Essa mudança abrange tanto as parcelas que já venceram quanto aquelas que ainda irão vencer, simplificando a gestão e garantindo a arrecadação com os encargos devidos. A medida visa modernizar e centralizar os procedimentos relacionados ao Fundo de Garantia por Tempo de Serviço.
A novidade traz consigo a obrigatoriedade do uso da plataforma digital para a quitação de valores devidos, representando um passo importante na digitalização dos serviços trabalhistas. Entenda os detalhes e como se preparar para essa transição, conforme divulgado pelo Ministério do Trabalho e Emprego.
Pagamento de Parcelas Atrasadas: Nova Regra do FGTS Digital
Conforme a portaria publicada, as parcelas do Crédito do Trabalhador que forem descontadas e não pagas dentro do prazo estabelecido deverão ser quitadas por meio do FGTS Digital. Essa regra entra em vigor a partir da competência de apuração de fevereiro de 2026, impactando diretamente os empregadores que possuem débitos em aberto.

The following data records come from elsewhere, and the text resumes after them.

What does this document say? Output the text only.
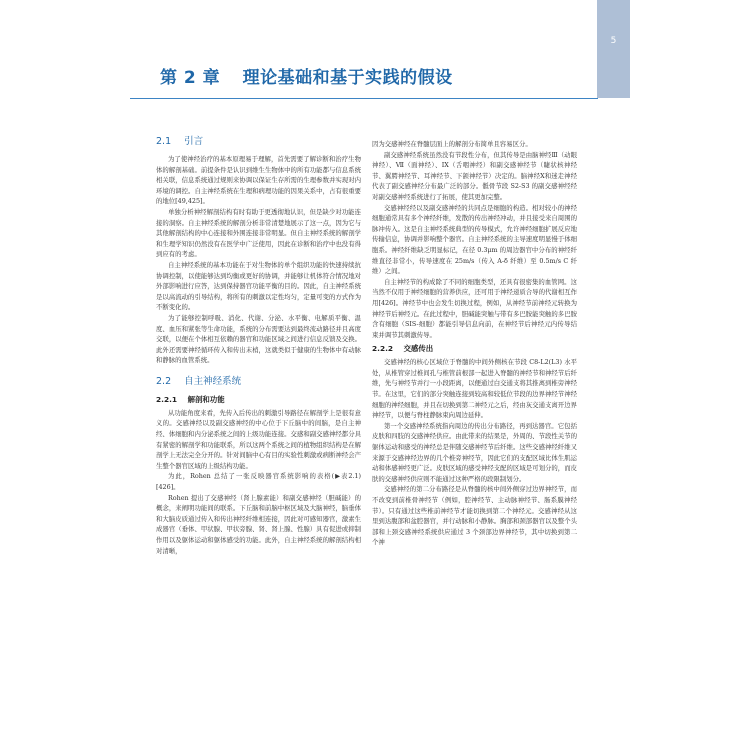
5
第 2 章 理论基础和基于实践的假设
2.1 引言

为了使神经治疗的基本原理易于理解，首先需要了解诊断和治疗生物体的解剖基础。前提条件是认识到维生生物体中的所有功能都与信息系统相关联，信息系统通过规则来协调以保证生存所需的生理参数并实现对内环境的调控。自主神经系统在生理和病理功能的因果关系中，占有很重要的地位[49,425]。

单独分析神经解剖结构有时有助于更透彻地认识，但是缺少对功能连接的洞察。自主神经系统的解剖分析非常清楚地展示了这一点，因为它与其他解剖结构的中心连接和外围连接非常明显。但自主神经系统的解剖学和生理学知识仍然没有在医学中广泛使用，因此在诊断和治疗中也没有得到应有的考虑。

自主神经系统的基本功能在于对生物体的单个组织功能的快速持续抗协调控制，以使能够达到均衡或更好的协调，并能够让机体符合情况地对外部影响进行应答，达到保持器官功能平衡的目的。因此，自主神经系统是以高流动的引导结构，将所有的刺激以定性均匀，定量可变的方式作为不断变化的。

为了能够控制呼吸、消化、代谢、分泌、水平衡、电解质平衡、温度、血压和紧张等生命功能，系统的分布需要达到最终流动路径并且高度交联，以便在个体相互依赖的器官和功能区域之间进行信息反馈及交换。此外还需要神经循环传入和传出末梢，这就类似于健康的生物体中有动脉和静脉的血管系统。

2.2 自主神经系统
2.2.1 解剖和功能

从功能角度来看，先传入后传出的刺激引导路径在解剖学上是很有意义的。交感神经以及副交感神经的中心位于下丘脑中的间脑，是自主神经、体细胞和内分泌系统之间的上级功能连接。交感和副交感神经都分具有紧密的解剖学和功能联系，所以这两个系统之间的植物组织结构是在解剖学上无法完全分开的。针对间脑中心有目的实验性刺激或病断神经会产生整个器官区域的上级结构功能。

为此，Rohen 总结了一张反映器官系统影响的表格(▶表2.1)[426]。

Rohen 提出了交感神经（肾上腺素能）和副交感神经（胆碱能）的概念，来阐明功能间的联系。下丘脑和前脑中枢区域及大脑神经，脑垂体和大脑皮质通过传入和传出神经纤维相连接，因此对可感知器官，激素生成器官（垂体、甲状腺、甲状旁腺、肾、肾上腺、性腺）具有促进或抑制作用以及躯体运动和躯体感受的功能。此外，自主神经系统的解剖结构相对清晰，

因为交感神经在脊髓层面上的解剖分布简单且容易区分。

副交感神经系统虽然没有节段性分布，但其传导是由脑神经Ⅲ（动眼神经）、Ⅶ（面神经）、IX（舌咽神经）和副交感神经节（睫状核神经节、翼腭神经节、耳神经节、下颌神经节）决定的。脑神经Ⅹ和迷走神经代表了副交感神经分布最广泛的部分。骶骨节段 S2-S3 的副交感神经经对副交感神经系统进行了拓展，使其更加完整。

交感神经经以及副交感神经的共同点是细胞的构造。相对较小的神经细胞通常具有多个神经纤维，发散的传出神经冲动，并且接受来自周围的脉冲传入。这是自主神经系统典型的传导模式，允许神经细胞扩展反应地传输信息，协调并影响整个器官。自主神经系统的主导速度明显慢于体细胞系。神经纤维缺乏明显标记，在径 0.3μm 的周边器官中分布的神经纤维直径非常小，传导速度在 25m/s（传入 A-δ 纤维）至 0.5m/s C 纤维）之间。

自主神经节的构成除了不同的细胞类型，还具有很密集的血管网。这当然不仅用于神经细胞的营养供应，还可用于神经递质合导的代谢相互作用[426]。神经节中也会发生切换过程，例如，从神经节前神经元转换为神经节后神经元。在此过程中，胆碱能突触与带有多巴胺能突触的多巴胺含有细胞（SIS-细胞）都能引导信息向前，在神经节后神经元内传导结束并调节其刺激传导。

2.2.2 交感传出

交感神经的核心区域位于脊髓的中间外侧核在节段 C8-L2(L3) 水平处，从椎管穿过椎间孔与椎管前根部一起进入脊髓的神经节和神经节后纤维，先与神经节并行一小段距离，以便通过白交通支将其推离到椎旁神经节。在这里，它们的部分突触连接到较高和较低位节段的边界神经节神经细胞的神经细胞，并且在切换到第二神经元之后，经由灰交通支离开边界神经节，以便与脊柱静脉束向周边延伸。

第一个交感神经系统指向周边的传出分布路径，再到达器官。它包括皮肤和四肢的交感神经供应。由此带来的结果是，外周的、节段性关节的躯体运动和感受的神经总是伴随交感神经节后纤维。这些交感神经纤维又来源于交感神经边界的几个椎旁神经节，因此它们的支配区域比体生肌运动和体感神经更广泛。皮肤区域的感受神经支配的区域是可划分的，而皮肤的交感神经供应则不能通过这种严格的段限制划分。

交感神经的第二分布路径是从脊髓的核中间外侧穿过边界神经节，而不改变到前椎骨神经节（例如，腔神经节、主动脉神经节、肠系膜神经节）。只有通过这些椎前神经节才能切换到第二个神经元。交感神经从这里到达腹部和盆腔器官，并行动脉和小静脉。胸部和颈部器官以及整个头部和上颈交感神经系统供应通过 3 个颈部边界神经节，其中切换到第二个神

O sistema do FGTS Digital permitirá o recolhimento dessas parcelas, incluindo a incidência de encargos. Isso significa que, ao atrasar o pagamento, o empregador precisará arcar com a correção monetária pelo IPCA, juros de 0,033% ao dia e uma multa de 2% sobre o valor atualizado.
Como Gerar e Pagar Débitos no FGTS Digital
O Ministério do Trabalho e Emprego informou que a funcionalidade para o pagamento de parcelas em atraso já está disponível no módulo Gestão de Guias do FGTS Digital. Para gerar o documento necessário, o empregador deve selecionar a competência em questão e informar a data de vencimento.
O próprio sistema do FGTS Digital fará o cálculo automático dos valores em atraso, já acrescidos dos encargos correspondentes. Essa automatização visa facilitar o processo e reduzir a possibilidade de erros no cálculo dos débitos.
Período de Transição e Pagamentos Pendentes
É importante notar que, para parcelas em atraso referentes ao período de maio de 2025 a janeiro de 2026, o FGTS Digital não permitirá o pagamento. Nessas situações específicas, os empregadores deverão regularizar a situação diretamente com as instituições financeiras onde os débitos foram originados, incluindo os encargos devidos.
Após esse período de transição, a obrigatoriedade do uso do FGTS Digital para pagamentos em atraso se consolidará, unificando a gestão dessas obrigações.
Exceções para Empregadores Domésticos, MEI e Segurado Especial
Para categorias específicas como empregadores domésticos, microempreendedores individuais (MEI) e segurados especiais, as regras de recolhimento permanecem com algumas particularidades. O recolhimento dentro do prazo para esses grupos continua sendo feito por meio do Documento de Arrecadação do eSocial (DAE).
O Ministério do Trabalho e Emprego comunicou que a funcionalidade para o pagamento de parcelas em atraso, com encargos, para esses grupos será disponibilizada posteriormente no FGTS Digital. Até que essa função esteja ativa, eventuais pendências deverão ser resolvidas diretamente com as instituições financeiras.